Pascals Vermutung, es habe am Staub gelegen, hatte er gleich nach dem Frühstück überprüft. Die Waffe war absolut in Ordnung gewesen, das Gleiche galt für die Patronen. Sie hätte funktionieren müssen!
»Sebastien«, unterbrach Jean-Pierre seinen Gedankengang, als er und Pascal den Raum betraten. Sebastien wandte sich ihnen zu. Aus dem Augenwinkel nahm er wahr, wie sich die Mädchen still davonmachten. »Onkel, wer sind diese Freunde von dir?«, fragte er.
Jean-Pierre gestikulierte nachlässig durch die Luft, während er auf seinen Stuhl zuging. »Nur alte Freunde, die eure Eltern und ich vor langer Zeit trafen.«
»Du hast sie nie erwähnt«, wandte Pascal ein.

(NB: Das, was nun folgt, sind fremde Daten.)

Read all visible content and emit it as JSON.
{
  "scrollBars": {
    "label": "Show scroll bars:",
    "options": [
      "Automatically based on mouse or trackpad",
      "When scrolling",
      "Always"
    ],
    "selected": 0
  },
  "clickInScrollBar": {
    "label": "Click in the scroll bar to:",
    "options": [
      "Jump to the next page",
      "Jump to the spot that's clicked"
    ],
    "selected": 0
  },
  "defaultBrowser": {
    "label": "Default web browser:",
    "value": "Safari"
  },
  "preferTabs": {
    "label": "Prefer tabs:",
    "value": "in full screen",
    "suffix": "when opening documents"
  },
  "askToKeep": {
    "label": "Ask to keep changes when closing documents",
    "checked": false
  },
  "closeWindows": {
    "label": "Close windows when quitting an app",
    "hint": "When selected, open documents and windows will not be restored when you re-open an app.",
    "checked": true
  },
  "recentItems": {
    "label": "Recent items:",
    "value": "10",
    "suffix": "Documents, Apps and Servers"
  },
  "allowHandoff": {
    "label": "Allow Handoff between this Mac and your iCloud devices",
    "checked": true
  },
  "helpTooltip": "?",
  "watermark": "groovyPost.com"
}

Jean-Pierre nahm Platz und lehnte sich zurück. »Dazu bestand keine Notwendigkeit. Seit dem Tod eurer Eltern beschränkte sich unser Kontakt auf das Nötigste. Wir standen uns die meiste Zeit nicht sonderlich nahe. Baron Monier ist ebenfalls im Weingeschäft - ihr kennt ihn bereits.« Sebastien erinnerte sich vage an einen Mann mit dunklen Haaren und harten Gesichtszügen. »Daneben kommen die Damen Carlotta von Lusignon und Marabella Blanchefort. Der Herzog Ruben Parnasse ist ebenfalls ein alter Geschäftspartner.«
Die Brüder nickten.
In dem Moment klopfte es und ein Diener trat ein.

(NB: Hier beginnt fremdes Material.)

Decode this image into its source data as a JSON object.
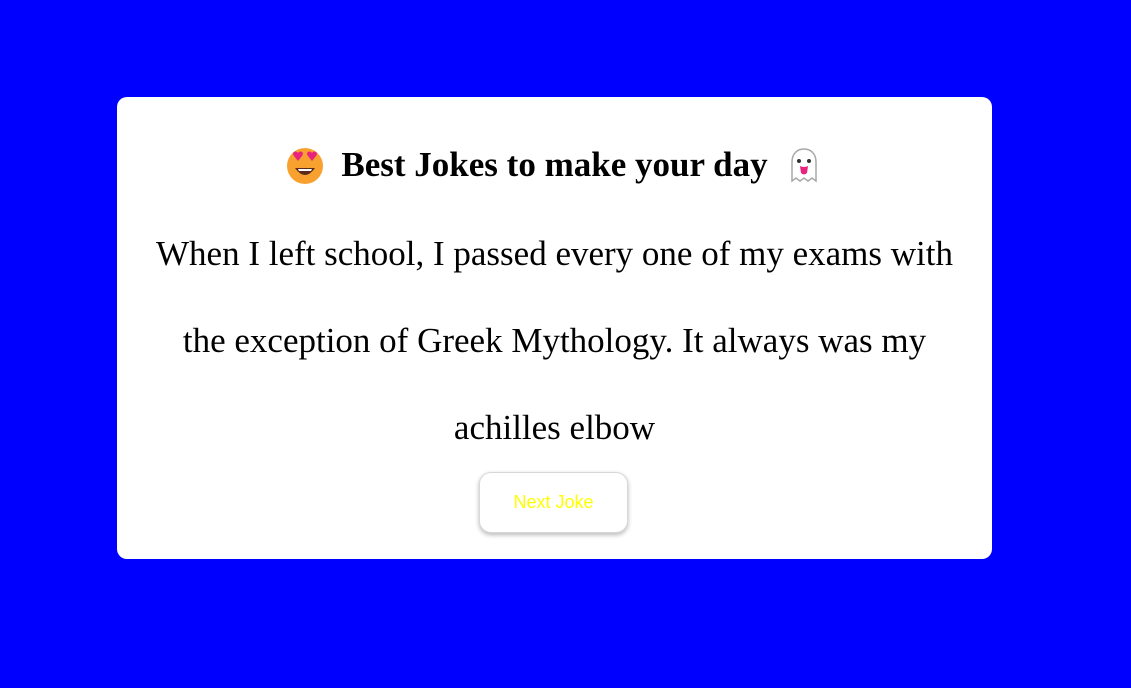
{
  "page": {
    "background_color": "#0000ff"
  },
  "card": {
    "title": "Best Jokes to make your day",
    "title_left_icon": "heart-eyes-emoji-icon",
    "title_right_icon": "ghost-emoji-icon",
    "joke_text": "When I left school, I passed every one of my exams with the exception of Greek Mythology. It always was my achilles elbow",
    "button_label": "Next Joke",
    "button_text_color": "#ffff00"
  }
}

»Monsieur, Ihre Gäste sind angekommen.«
Ein flüchtiges Lächeln huschte über Jean-Pierres Züge. Er stand auf. »Wunderbar. Bringt sie herein!«
Die Damen und Herren offenbarten sich als eine muntere und ausgelassene Gruppe. Sie lachten und schwatzten heiter und ungehemmt, als hätten sie sich gestern erst zuletzt gesehen.
Marabella kicherte. »Nun seht euch nur Jeans Neffen an! Solch prächtige Burschen, Maurice und Odette wären entzückt, wenn sie sie heute sehen könnten.«
Jean-Pierre grinste. »Die beiden haben das Aussehen der Bacarière geerbt, das stimmt wohl«, sagte er.

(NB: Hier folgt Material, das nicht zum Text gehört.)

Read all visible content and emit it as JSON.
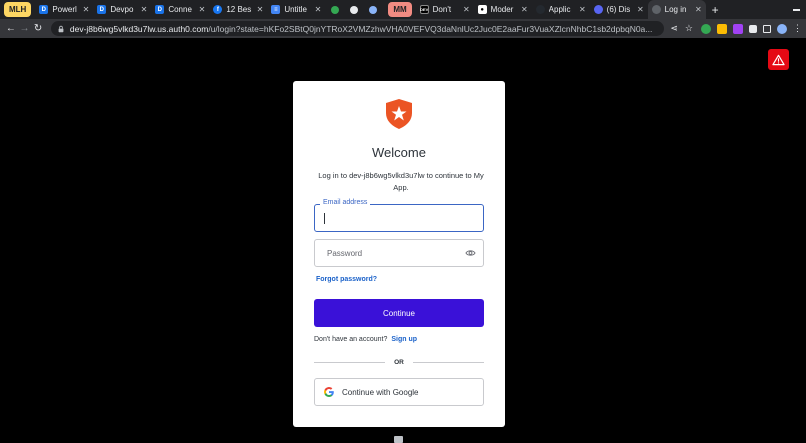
{
  "browser": {
    "tab_group_1": "MLH",
    "tab_group_2": "MM",
    "tabs": [
      {
        "title": "Powerl",
        "icon": "devpost-icon"
      },
      {
        "title": "Devpo",
        "icon": "devpost-icon"
      },
      {
        "title": "Conne",
        "icon": "devpost-icon"
      },
      {
        "title": "12 Bes",
        "icon": "facebook-icon"
      },
      {
        "title": "Untitle",
        "icon": "docs-icon"
      },
      {
        "title": "Don't",
        "icon": "dev-icon"
      },
      {
        "title": "Moder",
        "icon": "medium-icon"
      },
      {
        "title": "Applic",
        "icon": "github-icon"
      },
      {
        "title": "(6) Dis",
        "icon": "discord-icon"
      },
      {
        "title": "Log in",
        "icon": "auth0-icon"
      }
    ],
    "url_host": "dev-j8b6wg5vlkd3u7lw.us.auth0.com",
    "url_rest": "/u/login?state=hKFo2SBtQ0jnYTRoX2VMZzhwVHA0VEFVQ3daNnlUc2Juc0E2aaFur3VuaXZlcnNhbC1sb2dpbqN0a...",
    "colors": {
      "tab_group_1": "#fdd663",
      "tab_group_2": "#f28b82",
      "frame": "#202124",
      "toolbar": "#35363a"
    }
  },
  "login": {
    "title": "Welcome",
    "description": "Log in to dev-j8b6wg5vlkd3u7lw to continue to My App.",
    "email_label": "Email address",
    "email_value": "",
    "password_placeholder": "Password",
    "forgot_password": "Forgot password?",
    "continue_label": "Continue",
    "no_account_text": "Don't have an account?",
    "signup_label": "Sign up",
    "divider_text": "OR",
    "google_label": "Continue with Google",
    "colors": {
      "primary": "#3a11d8",
      "link": "#1a61c9",
      "focus": "#3b66c4",
      "logo": "#eb5424"
    }
  }
}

Zur Antwort hob Marabella lediglich die Mundwinkel.
»Monsieur Monier«, begrüßte Sebastien den Baron. Dieser neigte den Kopf und reichte seinen Zylinder dem bereitstehenden Diener. »Junger Bacarière. Ihr seid größer geworden, wie ich sehe.«
Der Baron war von hagerer Statur. Seine langen Beine, die schmalen Hüften und kaum breiteren Schultern ließen ihn nahezu schlaksig erscheinen. Markante Gesichtszüge mit spöttisch funkelnden, dunklen Augen verliehen ihm jedoch eine harte Ausstrahlung.
»Nun, Jean-Pierre«, sagte Carlotta – eine weizenblonde Frau mit blasser Haut und rauchgrauen Augen. »Ich war höchst erfreut über deine Einladung. Wir haben uns ja erschreckend lange nicht gesehen. Wann war das letzte Mal?« Sie blickte fragend in die Runde.
»Das war vor einigen Jahren«, wandte Marabella ein. »Kurz nach …« Ihr Blick aus blassblauen Augen richtete sich auf Ruben Parnasse. Dieser zuckte die Schultern. »Keine Sorge, Marabella. Es geht mir gut. Das, was damals geschehen ist, war ein Schock für mich. Aber wie du schon richtig bemerktest: Es ist lange her.« Marabella lächelte mitfühlend. Sebastien fragte sich, worauf sie sich in ihrer Unterhaltung bezogen. Was meinten sie? »Also, Jean-Pierre«, fuhr Carlotta fort, »Was ist der Anlass für dieses hastig herbeigeführte Treffen? Du hast Glück, dass mich der Bote erreicht hat. Ich stand im Begriff, nach Spanien zu reisen.« Jean-Pierre schaute betrübt. »Verzeiht mir, meine Gefährten. Es ist etwas vorgefallen«, sein Blick schweifte kurz über die Zwillinge hinweg, »das keinen Aufschub erlaubt. Selbstverständlich erstatte ich euch sämtliche Unkosten, sobald das Ganze vorüber ist. Betrachtet euch in der Zwischenzeit bitte als meine Gäste.«
Die Frau warf Sebastien und Pascal einen neugierigen Blick zu.